Si tienen suerte con las lesiones, confío más en los Celtics que dirige Doc Rivers. Pierce, Garnett y Allen, además de expertos, son muy buenos. Rondo cada día va a más y Shaquile, en su enésimo intento por ganar otro título, dará minutos de calidad. Pero que nadie se olvide de Howard y los Magic, que pueden ganar a cualquiera, e incluso de los Bulls.
Esto en cuanto a la lucha por el campeonato. Ahora toca hablar de los españoles que juegan en la NBA junto a Pau Gasol. Son tres: José Manuel Calderón, Rudy Fernández y Marc Gasol. Este último es el que más puede aportar. Marc es ya un referente en unos Grizzlies que sueñan con estar entre los ocho mejores del Oeste. Forma una gran pareja interior con Zach Randolph y si sus compañeros miran menos el aro y más a él va a dar que hablar. Además acaba contrato, por lo que una buena campaña le garantizaría un futuro muy bien remunerado en la Liga.

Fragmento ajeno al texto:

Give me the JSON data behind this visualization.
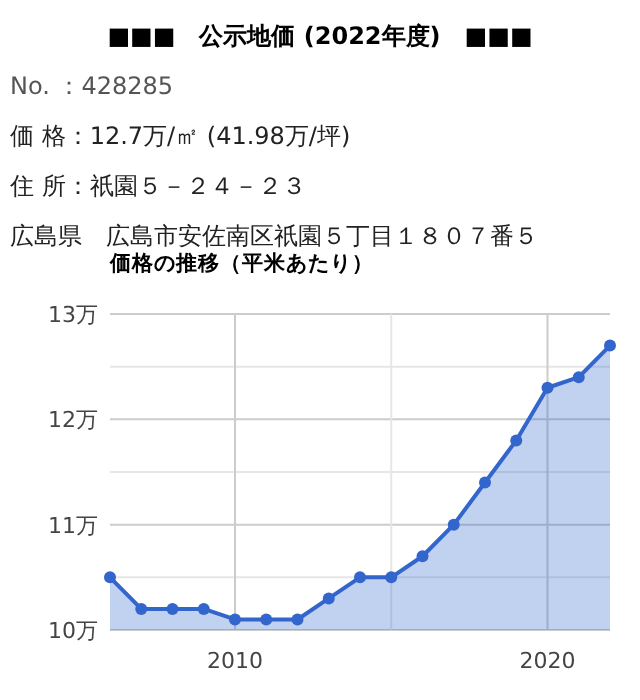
{
  "chart_data": {
    "type": "area",
    "title": "■■■　公示地価 (2022年度)　■■■",
    "subtitle": "価格の推移（平米あたり）",
    "annotations": [
      "No. ：428285",
      "価 格：12.7万/㎡ (41.98万/坪)",
      "住 所：祇園５－２４－２３",
      "広島県　広島市安佐南区祇園５丁目１８０７番５"
    ],
    "x": [
      2006,
      2007,
      2008,
      2009,
      2010,
      2011,
      2012,
      2013,
      2014,
      2015,
      2016,
      2017,
      2018,
      2019,
      2020,
      2021,
      2022
    ],
    "values": [
      10.5,
      10.2,
      10.2,
      10.2,
      10.1,
      10.1,
      10.1,
      10.3,
      10.5,
      10.5,
      10.7,
      11.0,
      11.4,
      11.8,
      12.3,
      12.4,
      12.7
    ],
    "color": "#3366cc",
    "xlim": [
      2006,
      2022
    ],
    "ylim": [
      10,
      13
    ],
    "xticks": [
      {
        "value": 2010,
        "label": "2010"
      },
      {
        "value": 2015,
        "label": null
      },
      {
        "value": 2020,
        "label": "2020"
      }
    ],
    "yticks": [
      {
        "value": 10,
        "label": "10万"
      },
      {
        "value": 10.5,
        "label": null
      },
      {
        "value": 11,
        "label": "11万"
      },
      {
        "value": 11.5,
        "label": null
      },
      {
        "value": 12,
        "label": "12万"
      },
      {
        "value": 12.5,
        "label": null
      },
      {
        "value": 13,
        "label": "13万"
      }
    ],
    "grid": true,
    "marker": "circle"
  }
}
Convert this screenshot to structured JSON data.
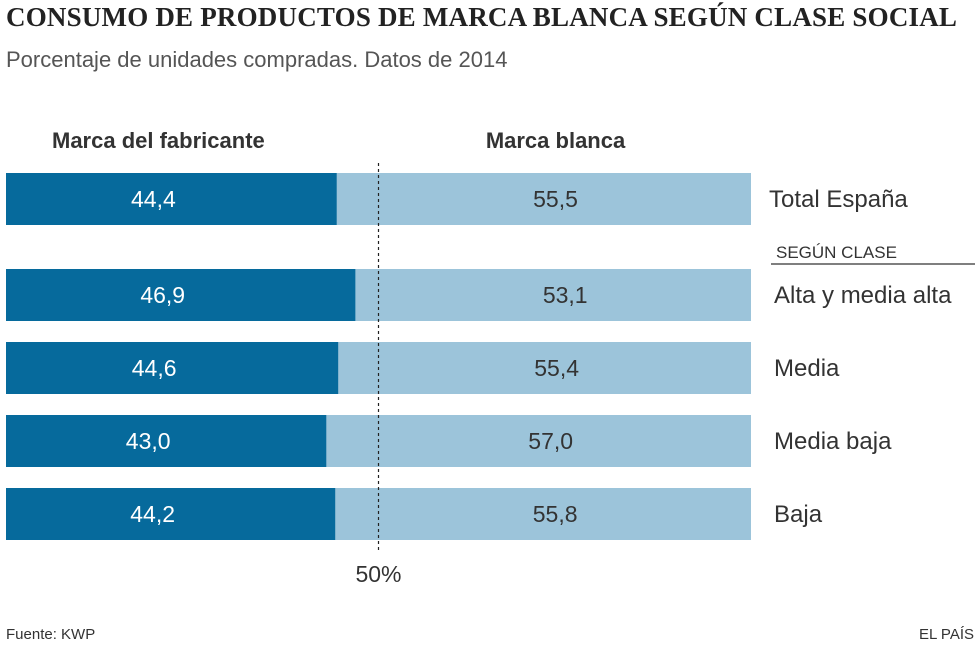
{
  "title": "CONSUMO DE PRODUCTOS DE MARCA BLANCA SEGÚN CLASE SOCIAL",
  "subtitle": "Porcentaje de unidades compradas. Datos de 2014",
  "source": "Fuente: KWP",
  "brand": "EL PAÍS",
  "colors": {
    "series_fabricante": "#066a9c",
    "series_blanca": "#9cc4da",
    "label_on_dark": "#ffffff",
    "label_on_light": "#333333"
  },
  "chart_data": {
    "type": "bar",
    "orientation": "horizontal",
    "stacked": true,
    "categories": [
      "Total España",
      "Alta y media alta",
      "Media",
      "Media baja",
      "Baja"
    ],
    "group_label": "SEGÚN CLASE",
    "series": [
      {
        "name": "Marca del fabricante",
        "values": [
          44.4,
          46.9,
          44.6,
          43.0,
          44.2
        ],
        "labels": [
          "44,4",
          "46,9",
          "44,6",
          "43,0",
          "44,2"
        ]
      },
      {
        "name": "Marca blanca",
        "values": [
          55.5,
          53.1,
          55.4,
          57.0,
          55.8
        ],
        "labels": [
          "55,5",
          "53,1",
          "55,4",
          "57,0",
          "55,8"
        ]
      }
    ],
    "xlim": [
      0,
      100
    ],
    "reference_line": {
      "value": 50,
      "label": "50%"
    },
    "grid": false,
    "legend": "top"
  }
}
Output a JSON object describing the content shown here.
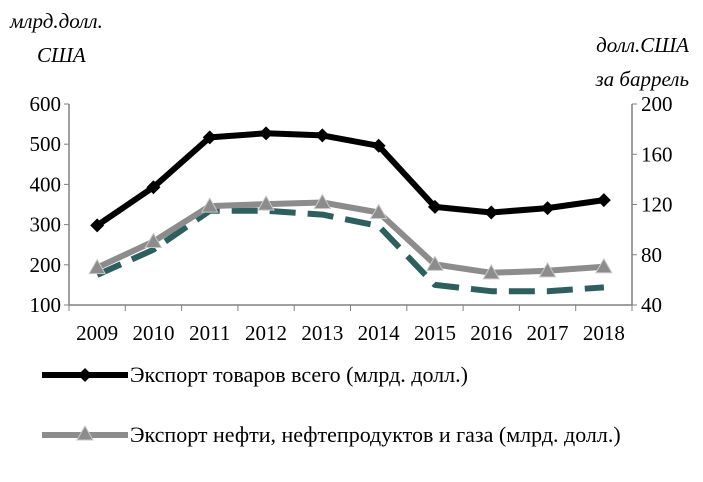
{
  "units": {
    "left_line1": "млрд.долл.",
    "left_line2": "США",
    "right_line1": "долл.США",
    "right_line2": "за баррель"
  },
  "chart_data": {
    "type": "line",
    "categories": [
      "2009",
      "2010",
      "2011",
      "2012",
      "2013",
      "2014",
      "2015",
      "2016",
      "2017",
      "2018"
    ],
    "y_left": {
      "ylim": [
        100,
        600
      ],
      "ticks": [
        "100",
        "200",
        "300",
        "400",
        "500",
        "600"
      ]
    },
    "y_right": {
      "ylim": [
        40,
        200
      ],
      "ticks": [
        "40",
        "80",
        "120",
        "160",
        "200"
      ]
    },
    "grid": false,
    "series": [
      {
        "name": "Экспорт товаров всего (млрд. долл.)",
        "axis": "left",
        "color": "#000000",
        "marker": "diamond",
        "style": "solid",
        "values": [
          298,
          393,
          517,
          527,
          522,
          496,
          344,
          330,
          341,
          361
        ]
      },
      {
        "name": "Экспорт нефти, нефтепродуктов и газа (млрд. долл.)",
        "axis": "left",
        "color": "#8c8c8c",
        "marker": "triangle",
        "style": "solid",
        "values": [
          193,
          258,
          346,
          351,
          355,
          330,
          201,
          180,
          185,
          195
        ]
      },
      {
        "axis": "right",
        "color": "#2e5f5f",
        "marker": "none",
        "style": "dashed",
        "values": [
          64,
          84,
          115,
          115,
          112,
          103,
          56,
          51,
          51,
          54
        ]
      }
    ]
  },
  "legend": [
    {
      "label": "Экспорт товаров всего (млрд. долл.)",
      "color": "#000000",
      "marker": "diamond"
    },
    {
      "label": "Экспорт нефти, нефтепродуктов и газа (млрд. долл.)",
      "color": "#8c8c8c",
      "marker": "triangle"
    }
  ]
}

Rudy tiene dos problemas en Portland: uno es su técnico, que no confía demasiado en él y sólo le usa como triplista cuando vale para mucho más; el otro es su carácter, demasiado blando a veces, que ha hecho que quiera abandonar una NBA que está hecha para el escolta, basicamente porque es muy bueno. Pese a todo esto el mallorquín jugará los play-offs con los Blazers.
Calderón debe pensar en empezar de cero. En 2007 jugó un fenomenal Europeo, del que fue el mejor, y comenzó a crecer hasta el punto de rozar durante dos años estar en el All Star. Ahora no es el mismo. Ha bajado demasiado y las lesiones tienen gran parte de culpa de ello, aunque no toda. El extremeño debe asentarse como base titular en los Raptors, puesto que no tiene asegurado, volver a subir su nivel y a partir de ahí todo llegará a nivel individual. En lo colectivo va a sufrir en el año I de la franquicia canadiense sin Bosh.
La temporada NBA comienza ya. Primero con 82 partidos en la fase regular, luego con los play-offs. En nuestra mente un sueño: ver a Pau Gasol logrando en junio su tercer anillo de campeón. Entonces el mito, con 10 campañas en la mejor Liga del mundo, que ha sido tres veces el All Star y tiene dos títulos de la NBA tras cambiar la historia reciente de los Lakers, se convertirá en leyenda. Si es que no ha alcanzado esa categoría ya.